The guideline sets out the way in which the court should assess the seriousness of the offence and the financial means of the offender. Where the offender is an individual unless financial information is supplied to the contrary the court may conclude the offender is able to pay any fine imposed. Companies and bodies delivering public and charitable services would be expected to provide accounts for the last 3 years failing which the court shall be entitled to draw reasonable inferences from evidence. The court must then consider aggravating and mitigating factors relating to the wider circumstances of the offence.

(iii) Step three: consider whether there are any further factors that warrant adjustment of the fine.

Step three identifies a non exhaustive list of factors which may require adjustment to the fine in order to fulfil, in a fair and proportionate way, the objectives of punishment, deterrence and removal of gain obtained by committing the offence. It is intended that where the fine will fall on public or charitable sector there will be the ability to substantially reduce the level of fine. As regards corporate offenders the consultation states that the fine must be substantial enough to have a real economic impact to encourage compliance. Where an offender derives an economic benefit the full amount of economic benefit should be included in the fine (including avoided costs and operating savings).

Steps four to nine take into account factors including assistance to the prosecution, guilty pleas, compensation and ancillary orders and multiple sentencing.

Tariff ranges

The tariff range differs depending on organisation size. ‘Large’ equates to a turnover or equivalent (such as the annual revenue budget) of over £25.9m, medium as between £6.5m and £25.9m and small as not more than £6.5m. An extract from the tables of the ranges and starting point for the most serious harm and highest culpability is below.

Size of organisation Large Medium Small

Range for most serious offence & £270,000- £2m £90-£690,000 £9-£70,000 highest culpability The proposed starting point £750,000 £250,000 £25,000

There are also tariffs for individuals. Implications

The consultation is important and should not be viewed in isolation. Some considerations arise.

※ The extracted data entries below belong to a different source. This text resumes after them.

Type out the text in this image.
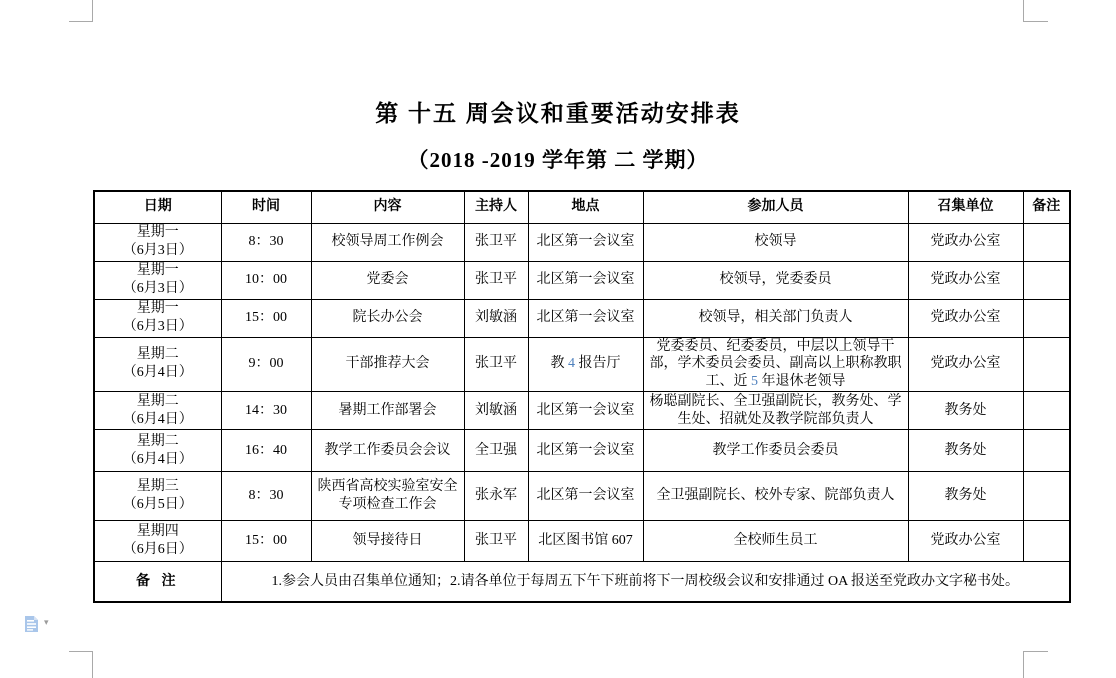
第 十五 周会议和重要活动安排表
（2018 -2019 学年第 二 学期）
日期	时间	内容	主持人	地点	参加人员	召集单位	备注

星期一
（6月3日）	8：30	校领导周工作例会	张卫平	北区第一会议室	校领导	党政办公室	

星期一
（6月3日）	10：00	党委会	张卫平	北区第一会议室	校领导，党委委员	党政办公室	

星期一
（6月3日）	15：00	院长办公会	刘敏涵	北区第一会议室	校领导，相关部门负责人	党政办公室	

星期二
（6月4日）	9：00	干部推荐大会	张卫平	教 4 报告厅	党委委员、纪委委员，中层以上领导干部，学术委员会委员、副高以上职称教职工、近 5 年退休老领导	党政办公室	

星期二
（6月4日）	14：30	暑期工作部署会	刘敏涵	北区第一会议室	杨聪副院长、全卫强副院长，教务处、学生处、招就处及教学院部负责人	教务处	

星期二
（6月4日）	16：40	教学工作委员会会议	全卫强	北区第一会议室	教学工作委员会委员	教务处	

星期三
（6月5日）	8：30	陕西省高校实验室安全专项检查工作会	张永军	北区第一会议室	全卫强副院长、校外专家、院部负责人	教务处	

星期四
（6月6日）	15：00	领导接待日	张卫平	北区图书馆 607	全校师生员工	党政办公室	
备 注	1.参会人员由召集单位通知；2.请各单位于每周五下午下班前将下一周校级会议和安排通过 OA 报送至党政办文字秘书处。						
▾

  1. The manner of assessing seriousness of harm for sentencing purposes: It is not clear how prior classification of harm by the Environment Agency or Natural Resources Wales shall be dealt with by the courts in forming their assessment. In the first instance the classification of incidents will have informed the scoring on compliance assessment forms and subsequently the enforcement action i.e. the prosecution (rather than a caution or warning). The Regulator's classification is usually administered by site inspectors and the enforcement decision is made also by the Regulator. In the absence of other legal processes there is no wholly independent appraisal of the classification or the enforcement response until potentially at trial. If there is concern about the classification adopted by a Regulator on a compliance assessment form, it will be important that representations are made in a timely and well considered manner.  
  2. Changes in legislation also mean that in the future the Magistrates’ courts may not be restricted by present statutory sentencing limits and together with the proposed guideline shall have far more sentencing capability. The proposed tariff and the starting points should be carefully reviewed with this in mind.  
  3. There has been significant delay to the introduction of civil sanctions for many environmental offences including the environmental permitting regime which in certain instances would provide another alternative to prosecution. Given pressure on court resources and the costs of prosecution it is to be hoped that consideration of civil sanctions by Government will be given equal consideration so that those before the courts are in fact the most appropriate candidates.